Proses perkembangan kegiatan Islam yang dilakukan oleh Dato Karama berpusat pada sebuah Surau atau Langgar. Surau atau Langgar didirikan atas dukungan masyarakat (penduduk) sekitar. Sejalan perkembangannya Surau berubah menjadi Masjid setelah diadakan renovasi terhadap bangunan dan perluasan dalam maupun halaman Masjid. Masjid peninggalan ini diberi nama masjid Jami’ dan berada di wilayah kelurahan Kampung Baru sekarang di Kota Palu. Inilah pusat aktivitas penyebaran Islam di Lembah Palu pada waktu itu. Hingga kini mesjid itu masih berdiri gagah nan megah di Kampung Baru dan menjadi kebanggaan Kota Palu. Mesjid ini sudah beberapa kali mengalami renovasi dan hingga kini masih tegak berdiri.

Selain bukti jejak Islam yang dibawa oleh Dato Karama, Mesjid Jami’ juga merupakan bukti begitu terbukanya masyarakat kota Palu dengan orang asing seperti Dato Karama. Apalagi Dato Karama sering dihubungkan dengan peristiwa mistis. Hal ini dapat dilihat dari gelar yang diberikan oleh masyarakat Lembah Palu terhadap tokoh Penyiar Islam di Sulawesi Tengah ini. Datu Karama memiliki arti Datuk Keramat dengan nama asli Abdullah Raqie dengan gelar Syekh menjadi Syekh Abdullah Raqie. Keramat yang dimaksud masyarakat jelaslah berhubungan dengan kedatangan dan asal usulnya yang misterius. Teka teki kedatangan dan asal usul Dato Karama masih terus berkembang dalam masyarakat Kota Palu. 

Kemisteriusan tokoh yang satu ini disebabkan oleh belum adanya kajian menyeluruh tentang sosoknya. Hal ini dikarenakan kehadirannya sebagai penyebar islam di lembah Palu diselubungi dengan berbagai pemitosan. Cerita berselubung mitos itulah yang kemudian dituturkan secara turun temurun kepada masyarakat. Pola pewarisan ingatan melalui tuturan inilah yang melanggengkan selubung misteri pada kisah sang ulama penyebar islam tersebut. 

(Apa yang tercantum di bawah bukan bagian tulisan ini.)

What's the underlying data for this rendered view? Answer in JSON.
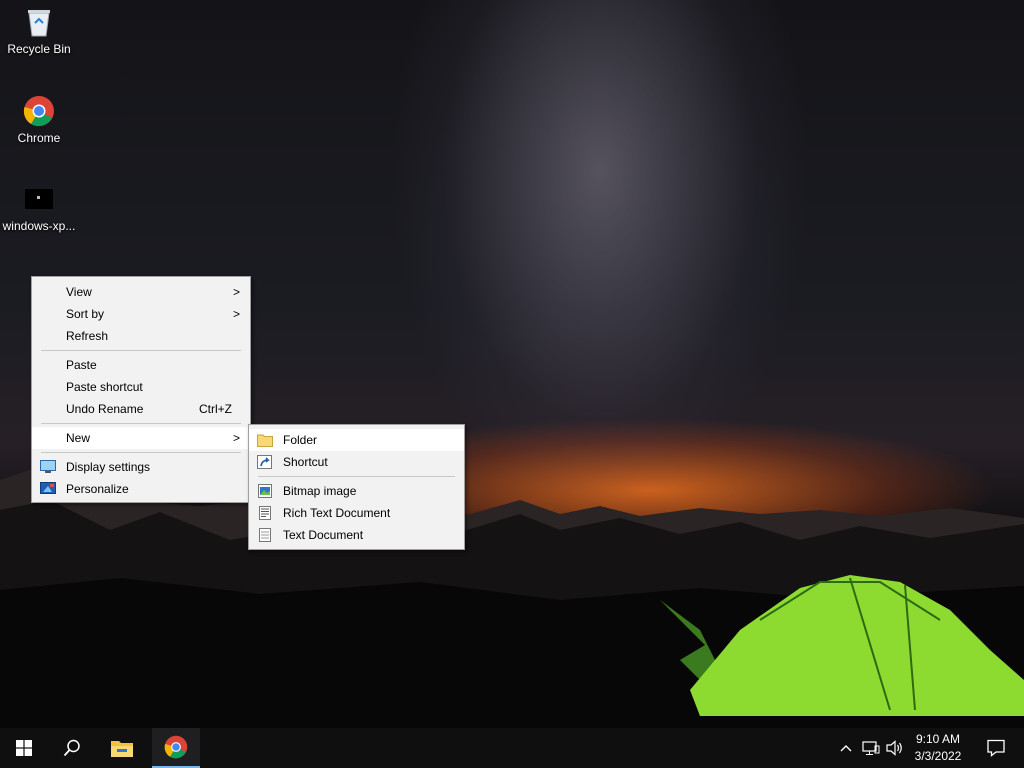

Lewat penuturan tersebutlah, sosok Dato Karama dikenal oleh masyarakat Sulawesi Tengah sebagai ulama yang pertama kali menyebarkan islam di lembah Palu. Gelar “karamah” yang melekat pada dirinya adalah bukti pewarisan ingatan yang dilakukan oleh masyarakat sejak turun temurun. Namun, pola pewarisan ingatan lewat tuturan inirentan terhadap proses pelupaan terhadap sebagian atau mungkin seluruh cerita di sekitar peristiwa utama. 

Indikasi ini muncul karena belum ada kajian menyeluruh tentang sosok Dato Karama yang menghadirkan sosoknya secara utuh, terlepas dari berbagai pemitosan yang melekat pada sosoknya. Hal ini penting sebagai upaya untuk merawat ingatan tentang peristiwa-peristiwa di sekitar sosok dato Karama tersebut. 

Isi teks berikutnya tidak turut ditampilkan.